The literature in the field distinguishes between various subtypes of neglect based on the dimension in which parents prove to be inadequate. As regards emotional neglect, Straus et al. (1997), for instance, associate emotional neglect with parental failure to provide “affection, companionship, and support”. They point out that this form of early adverse experience may have important social and psychological implications, which may even be more damaging than some types of psychologically “abusive” attention (such as hostile and verbally abusive parents). However, there is a large heterogeneity in measuring child neglect in surveys (see Stoltenborgh et al. (2013) for a comprehensive overview). With data from the Recruitment Assessment Program study, Young et al. (2006) use one item to assess emotional neglect (“You felt loved”), while Straus et al. (1997) use a short version of “The Neglect Scale” and approximate emotional neglect from the scores to the following statement: “did not help me when I had problems”. Finally, the refined CDC-Kaiser Permanent ACE Study asks a series of questions in the sphere of emotional neglect, such as “You knew there was someone to take care of you and protect you?”, “Your family was a source of strength and support?”, “People in your family looked out for each other?”, “There was someone in your family who helped you feel important or special?” and “You felt loved?”. All these measures have been validated as good instruments to measure emotional neglect.

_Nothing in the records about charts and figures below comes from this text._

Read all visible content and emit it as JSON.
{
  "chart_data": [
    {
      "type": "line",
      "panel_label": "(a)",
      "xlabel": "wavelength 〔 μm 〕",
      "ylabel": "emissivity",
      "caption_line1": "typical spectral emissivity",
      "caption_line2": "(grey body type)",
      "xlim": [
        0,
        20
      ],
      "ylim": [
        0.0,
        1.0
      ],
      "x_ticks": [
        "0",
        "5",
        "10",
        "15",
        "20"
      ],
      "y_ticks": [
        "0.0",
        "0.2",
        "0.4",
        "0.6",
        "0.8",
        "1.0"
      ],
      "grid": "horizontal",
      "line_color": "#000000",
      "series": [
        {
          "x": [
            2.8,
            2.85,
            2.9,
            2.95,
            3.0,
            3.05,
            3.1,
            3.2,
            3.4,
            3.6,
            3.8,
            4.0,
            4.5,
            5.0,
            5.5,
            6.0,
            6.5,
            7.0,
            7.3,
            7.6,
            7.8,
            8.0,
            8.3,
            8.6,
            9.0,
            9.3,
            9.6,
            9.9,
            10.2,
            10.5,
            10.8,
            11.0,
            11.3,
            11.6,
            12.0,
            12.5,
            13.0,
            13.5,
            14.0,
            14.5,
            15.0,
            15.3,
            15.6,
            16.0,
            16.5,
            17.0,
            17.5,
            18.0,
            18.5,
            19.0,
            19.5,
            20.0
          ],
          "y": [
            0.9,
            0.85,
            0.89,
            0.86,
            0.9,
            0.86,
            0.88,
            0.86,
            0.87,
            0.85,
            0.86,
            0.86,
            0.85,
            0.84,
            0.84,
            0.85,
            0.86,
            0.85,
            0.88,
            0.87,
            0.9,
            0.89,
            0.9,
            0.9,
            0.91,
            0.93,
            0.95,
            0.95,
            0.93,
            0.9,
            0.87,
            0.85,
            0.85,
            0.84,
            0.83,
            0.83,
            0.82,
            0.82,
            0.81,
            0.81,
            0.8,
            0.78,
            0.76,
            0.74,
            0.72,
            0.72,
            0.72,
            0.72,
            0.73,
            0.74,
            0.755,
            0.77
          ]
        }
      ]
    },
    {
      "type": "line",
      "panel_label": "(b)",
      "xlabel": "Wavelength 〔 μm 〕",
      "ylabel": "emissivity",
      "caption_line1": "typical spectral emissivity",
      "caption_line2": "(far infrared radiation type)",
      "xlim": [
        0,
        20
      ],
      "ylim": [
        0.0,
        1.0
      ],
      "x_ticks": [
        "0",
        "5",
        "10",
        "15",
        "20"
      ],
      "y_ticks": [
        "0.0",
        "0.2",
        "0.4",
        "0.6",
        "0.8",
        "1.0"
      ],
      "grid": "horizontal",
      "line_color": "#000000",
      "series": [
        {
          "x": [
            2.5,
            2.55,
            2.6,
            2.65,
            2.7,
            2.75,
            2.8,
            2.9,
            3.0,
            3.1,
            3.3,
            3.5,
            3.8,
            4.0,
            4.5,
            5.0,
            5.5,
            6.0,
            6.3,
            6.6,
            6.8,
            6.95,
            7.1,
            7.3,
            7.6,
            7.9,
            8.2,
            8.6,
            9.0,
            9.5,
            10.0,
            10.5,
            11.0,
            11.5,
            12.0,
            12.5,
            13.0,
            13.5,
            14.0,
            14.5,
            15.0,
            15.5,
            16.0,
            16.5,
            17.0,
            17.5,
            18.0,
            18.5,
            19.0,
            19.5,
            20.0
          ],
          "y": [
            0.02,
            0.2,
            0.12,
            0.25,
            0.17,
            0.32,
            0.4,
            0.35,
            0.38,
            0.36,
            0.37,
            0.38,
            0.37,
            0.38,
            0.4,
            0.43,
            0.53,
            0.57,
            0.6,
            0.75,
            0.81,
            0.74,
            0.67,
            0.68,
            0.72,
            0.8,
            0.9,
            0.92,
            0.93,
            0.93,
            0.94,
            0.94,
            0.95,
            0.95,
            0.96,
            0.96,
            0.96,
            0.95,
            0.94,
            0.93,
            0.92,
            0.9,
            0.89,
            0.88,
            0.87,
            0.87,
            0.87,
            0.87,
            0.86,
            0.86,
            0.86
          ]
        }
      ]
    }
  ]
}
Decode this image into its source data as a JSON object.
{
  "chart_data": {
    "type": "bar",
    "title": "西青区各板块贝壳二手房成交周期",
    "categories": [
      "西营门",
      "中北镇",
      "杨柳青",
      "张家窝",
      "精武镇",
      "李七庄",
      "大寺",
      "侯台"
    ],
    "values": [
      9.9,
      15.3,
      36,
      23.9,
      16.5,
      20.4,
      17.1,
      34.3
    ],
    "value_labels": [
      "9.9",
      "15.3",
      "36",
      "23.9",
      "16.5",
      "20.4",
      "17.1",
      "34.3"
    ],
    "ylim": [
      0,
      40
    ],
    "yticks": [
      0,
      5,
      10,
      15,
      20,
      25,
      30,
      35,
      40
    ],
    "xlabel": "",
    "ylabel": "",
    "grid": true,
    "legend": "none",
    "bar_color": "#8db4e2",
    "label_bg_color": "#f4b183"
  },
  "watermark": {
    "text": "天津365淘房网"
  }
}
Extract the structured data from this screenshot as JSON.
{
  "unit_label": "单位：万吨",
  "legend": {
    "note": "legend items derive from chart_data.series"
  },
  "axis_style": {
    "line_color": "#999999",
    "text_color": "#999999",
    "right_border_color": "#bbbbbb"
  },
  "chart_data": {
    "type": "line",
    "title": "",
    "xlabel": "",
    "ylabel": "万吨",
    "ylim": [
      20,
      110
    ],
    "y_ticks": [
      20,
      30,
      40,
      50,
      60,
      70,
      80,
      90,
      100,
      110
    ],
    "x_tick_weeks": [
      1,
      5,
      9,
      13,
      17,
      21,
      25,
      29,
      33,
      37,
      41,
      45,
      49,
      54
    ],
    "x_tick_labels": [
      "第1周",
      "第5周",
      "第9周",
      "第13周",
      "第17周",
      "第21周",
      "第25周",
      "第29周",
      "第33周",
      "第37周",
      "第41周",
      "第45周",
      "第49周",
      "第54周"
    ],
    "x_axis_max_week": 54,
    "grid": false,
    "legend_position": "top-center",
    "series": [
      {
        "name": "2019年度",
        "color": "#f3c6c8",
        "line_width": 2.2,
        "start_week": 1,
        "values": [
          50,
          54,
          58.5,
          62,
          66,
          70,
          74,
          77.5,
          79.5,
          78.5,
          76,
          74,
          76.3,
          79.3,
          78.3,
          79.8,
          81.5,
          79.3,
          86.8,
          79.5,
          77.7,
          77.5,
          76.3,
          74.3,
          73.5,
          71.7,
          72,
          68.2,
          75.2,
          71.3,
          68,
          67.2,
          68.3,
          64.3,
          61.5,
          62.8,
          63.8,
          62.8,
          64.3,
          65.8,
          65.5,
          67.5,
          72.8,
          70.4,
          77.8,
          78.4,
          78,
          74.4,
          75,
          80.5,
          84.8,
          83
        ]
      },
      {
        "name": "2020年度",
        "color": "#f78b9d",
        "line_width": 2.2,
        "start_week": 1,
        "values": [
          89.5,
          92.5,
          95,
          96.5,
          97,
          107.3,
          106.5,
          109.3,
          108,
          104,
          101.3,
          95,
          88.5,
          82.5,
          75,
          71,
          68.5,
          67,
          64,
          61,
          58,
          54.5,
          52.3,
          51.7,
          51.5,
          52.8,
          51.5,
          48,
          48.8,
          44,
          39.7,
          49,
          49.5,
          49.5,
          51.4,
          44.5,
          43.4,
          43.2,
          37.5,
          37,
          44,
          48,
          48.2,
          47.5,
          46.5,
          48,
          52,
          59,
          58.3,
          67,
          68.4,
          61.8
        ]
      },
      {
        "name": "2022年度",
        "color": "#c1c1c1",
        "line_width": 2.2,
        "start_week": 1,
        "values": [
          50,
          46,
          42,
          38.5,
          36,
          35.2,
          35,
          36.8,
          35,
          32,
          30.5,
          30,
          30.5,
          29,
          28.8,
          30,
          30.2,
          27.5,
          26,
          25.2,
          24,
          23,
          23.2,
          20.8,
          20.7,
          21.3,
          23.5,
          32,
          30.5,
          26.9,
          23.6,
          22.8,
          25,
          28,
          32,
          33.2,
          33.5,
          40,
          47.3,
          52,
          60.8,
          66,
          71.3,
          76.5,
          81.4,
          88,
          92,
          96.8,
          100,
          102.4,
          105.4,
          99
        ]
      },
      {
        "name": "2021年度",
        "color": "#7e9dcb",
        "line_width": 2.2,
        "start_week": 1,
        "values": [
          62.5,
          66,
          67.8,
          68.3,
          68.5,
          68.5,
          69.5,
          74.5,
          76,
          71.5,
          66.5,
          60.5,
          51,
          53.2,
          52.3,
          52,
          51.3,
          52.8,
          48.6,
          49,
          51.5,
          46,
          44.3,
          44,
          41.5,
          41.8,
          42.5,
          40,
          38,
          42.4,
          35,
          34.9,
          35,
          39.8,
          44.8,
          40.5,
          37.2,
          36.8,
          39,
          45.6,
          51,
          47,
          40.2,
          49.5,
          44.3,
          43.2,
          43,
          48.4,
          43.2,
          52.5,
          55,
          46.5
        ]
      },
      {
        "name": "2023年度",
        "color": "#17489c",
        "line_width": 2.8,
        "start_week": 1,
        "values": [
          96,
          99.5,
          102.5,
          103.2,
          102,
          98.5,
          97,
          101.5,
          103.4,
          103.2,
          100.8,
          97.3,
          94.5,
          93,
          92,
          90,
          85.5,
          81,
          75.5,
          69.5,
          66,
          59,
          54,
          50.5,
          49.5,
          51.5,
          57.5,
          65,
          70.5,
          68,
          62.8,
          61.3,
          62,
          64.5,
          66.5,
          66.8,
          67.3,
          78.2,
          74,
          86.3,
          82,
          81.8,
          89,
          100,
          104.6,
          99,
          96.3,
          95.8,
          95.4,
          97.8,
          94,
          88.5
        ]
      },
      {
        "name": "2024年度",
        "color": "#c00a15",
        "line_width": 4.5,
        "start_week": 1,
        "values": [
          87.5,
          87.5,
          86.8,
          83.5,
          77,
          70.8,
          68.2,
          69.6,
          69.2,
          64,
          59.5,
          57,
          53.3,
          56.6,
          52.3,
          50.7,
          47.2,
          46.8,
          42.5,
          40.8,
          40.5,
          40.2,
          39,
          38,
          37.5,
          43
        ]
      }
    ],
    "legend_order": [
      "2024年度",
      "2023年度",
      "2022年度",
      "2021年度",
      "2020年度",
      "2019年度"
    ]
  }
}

Although the above-reported questions on emotional neglect in SHARE (lack of understanding or poor relations) slightly differ from the questions in other ACE-specific studies, we believe that, from a conceptual point of view, they are informative and aligned with the existing proxies for the presence or absence of emotional neglect.
In order to obtain a set of adverse childhood experience variables, we first recode the answers into dichotomous variables, where a value of 1 indicates that the individual was exposed to a negative experience in early life. We consider that an individual experienced physical abuse from either the mother or the father if she/he answers ‘1. Often’ or ‘2. Sometimes’ to question 1. We treat question 2 in the same manner to capture physical harm from another person. A situation of ‘child neglect’ is shown by answers ‘3. A little’ or ‘4. Not at all’ to question 3. The relationship with the mother/father in childhood is rated 1, i.e., problematic/negative, if the respondent answers ‘4. Fair’ or ‘5. Poor’ to the last question.
We then create a set of dummy indicators with value 1 if respondents have experienced (i) physical harm from father/mother/other parties, (ii) child neglect from either the mother or the father, (iii) a poor relationship with either parent, and 0 otherwise.